The "Latent Thought" Advantage
Because it doesn't output tokens during reasoning, it can explore multiple hypothetical paths in parallel in high-dimensional space (breadth-first search vibe), converging on logic that token-by-token (depth-first) CoT models fail to reach.
Strengths (Pros)
- Infinite Inference Depth: Crank up reasoning loops at test-time without adding weights.
- No CoT Overhead: Avoids the massive token-generation latency of traditional Chain-of-Thought models.
- Parameter Efficient: Reuses the exact same transformer blocks via a continuous dynamical state.
Limitations (Cons)
- Latent Drift: Without oversight, infinite loops can drift into nonsensical latent states (hallucinations).
- Local Minima Traps: Breadth-first search can get stuck in dead-ends without a "high-level" planner to reset context.
- Training Instability: The strict LTI spectral constraint required to stop gradient explosion inherently limits the model's expressiveness.
High-Level Module (H)
The slow, abstract "System 2" planner. It operates on a compressed timescale, updating only occasionally (e.g., every 4 inner steps) to survey the global state and set a fresh context vector for the worker.
Low-Level Module (L)
The fast, detailed "System 1" worker. It runs continuously, grinding out rapid local computations and executing the micro-steps required to fulfill the current abstract plan set by H.
Biological Analogy
This mirrors neocortical processing, where higher-order association areas (H) maintain slow-changing semantic goals, while primary sensory/motor cortices (L) process high-frequency granular data.
Structured Control
Hierarchical Reasoning Model (HRM)
Published in mid-2025 by Sapient Intelligence, HRM proved that raw scale isn't the only way to achieve AGI-level reasoning. By splitting computation into dual timescales, a tiny 27M parameter model outperformed massive monolithic networks on ARC-AGI and Sudoku.
Strengths (Pros)
- Strategic Oversight: The High-Level module actively reviews and course-corrects the Low-Level worker.
- Hyper-Efficient: Achieves breakthroughs on complex benchmarks (ARC-AGI) at just 27M parameters.
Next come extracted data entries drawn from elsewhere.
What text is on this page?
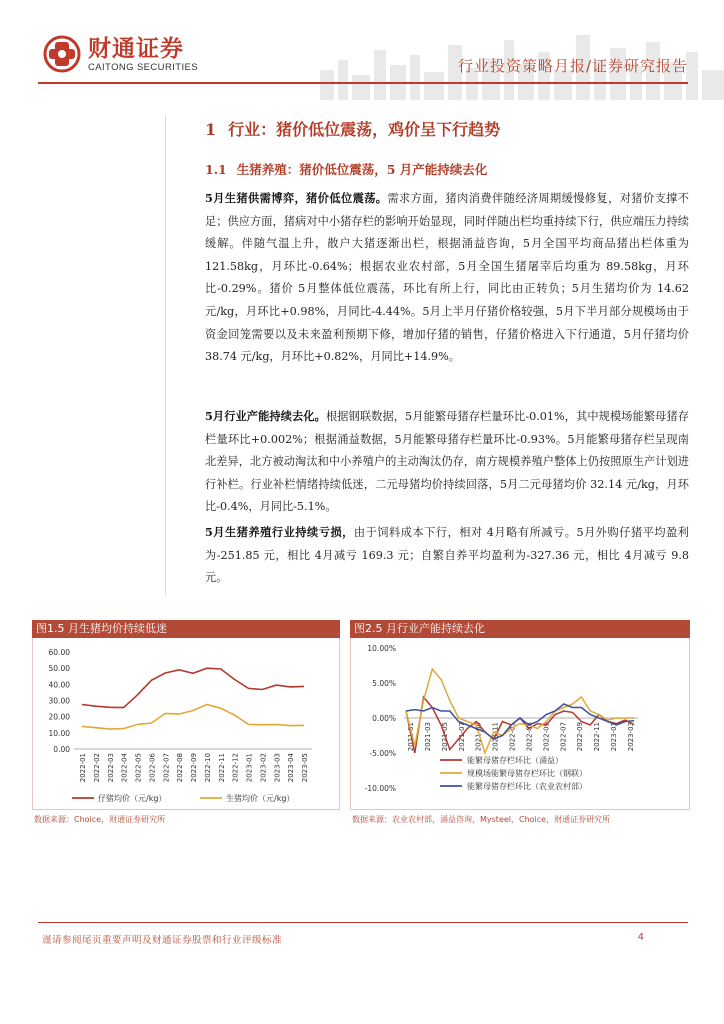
财通证券
CAITONG SECURITIES	行业投资策略月报/证券研究报告
1 行业：猪价低位震荡，鸡价呈下行趋势
1.1 生猪养殖：猪价低位震荡，5 月产能持续去化
5月生猪供需博弈，猪价低位震荡。需求方面，猪肉消费伴随经济周期缓慢修复，对猪价支撑不足；供应方面，猪病对中小猪存栏的影响开始显现，同时伴随出栏均重持续下行，供应端压力持续缓解。伴随气温上升，散户大猪逐渐出栏，根据涌益咨询，5月全国平均商品猪出栏体重为 121.58kg，月环比-0.64%；根据农业农村部，5月全国生猪屠宰后均重为 89.58kg，月环比-0.29%。猪价 5月整体低位震荡，环比有所上行，同比由正转负；5月生猪均价为 14.62 元/kg，月环比+0.98%，月同比-4.44%。5月上半月仔猪价格较强，5月下半月部分规模场由于资金回笼需要以及未来盈利预期下修，增加仔猪的销售，仔猪价格进入下行通道，5月仔猪均价 38.74 元/kg，月环比+0.82%，月同比+14.9%。
5月行业产能持续去化。根据钢联数据，5月能繁母猪存栏量环比-0.01%，其中规模场能繁母猪存栏量环比+0.002%；根据涌益数据，5月能繁母猪存栏量环比-0.93%。5月能繁母猪存栏呈现南北差异，北方被动淘汰和中小养殖户的主动淘汰仍存，南方规模养殖户整体上仍按照原生产计划进行补栏。行业补栏情绪持续低迷，二元母猪均价持续回落，5月二元母猪均价 32.14 元/kg，月环比-0.4%，月同比-5.1%。
5月生猪养殖行业持续亏损，由于饲料成本下行，相对 4月略有所减亏。5月外购仔猪平均盈利为-251.85 元，相比 4月减亏 169.3 元；自繁自养平均盈利为-327.36 元，相比 4月减亏 9.8 元。
图1.5 月生猪均价持续低迷	图2.5 月行业产能持续去化
0.00
10.00
20.00
30.00
40.00
50.00
60.00
2022-01 2022-02 2022-03 2022-04 2022-05 2022-06 2022-07 2022-08 2022-09 2022-10 2022-11 2022-12 2023-01 2023-02 2023-03 2023-04 2023-05
仔猪均价（元/kg）	生猪均价（元/kg）
10.00%
5.00%
0.00%
-5.00%
-10.00%
2021-01 2021-03 2021-05 2021-07 2021-09 2021-11 2022-01 2022-03 2022-05 2022-07 2022-09 2022-11 2023-01 2023-03
能繁母猪存栏环比（涌益）
规模场能繁母猪存栏环比（钢联）
能繁母猪存栏环比（农业农村部）
数据来源：Choice，财通证券研究所	数据来源：农业农村部，涌益咨询，Mysteel，Choice，财通证券研究所
谨请参阅尾页重要声明及财通证券股票和行业评级标准	4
- Self-Converging: Naturally stops computing when the internal state reaches equilibrium.
Limitations (Cons)
- Rigid Architecture: Two distinct modules means passing gradients between them can be computationally awkward and prone to BPTT limits.
- Scale Ceiling: Flat scaling of HRM hasn't proven it can match the raw breadth and efficiency of massive MoE looped models like Mythos.
- Slower Inner Loop: Without the architectural stability optimizations of OpenMythos, the L-module grind can severely bottleneck inference speed.
Project Chimera
The recurrent block in OpenMythos becomes hierarchical.
Unlimited dynamic depth meets structured, self-correcting cognitive control.
Phase 1: Pretraining
- Train the 700M parameter base with small fixed loops (e.g., 4 outer × 4 inner) on a high-quality 4B token reasoning dataset.
- The dual-module structure prevents the pure OpenMythos loop from collapsing into local minima early in training.
- Maintain the OpenMythos ρ(A) < 1 spectral constraint across the entire hierarchical block to guarantee gradient stability.
Phase 2: Inference & Scale
- Crank the loops at inference: Dynamically increase n_outer based on problem complexity, achieving a 1.6B+ effective parameter depth instantly.
- Instruction tuning is performed by freezing the recurrent core and only updating the Prelude/Coda layers, making it incredibly cheap.
- Yields a model possessing both "quick reflexes" (L-module) and "strategic oversight" (H-module).
Projected Scaling Efficiency
Because Chimera computes iteratively in the latent space, parameter count is no longer tied to reasoning depth. A 700M Chimera model structurally mimics the logic depth of an 8B monolithic transformer, but uses hierarchical steering to avoid getting lost in the loop.
*Hypothetical performance based on architecture synthesis.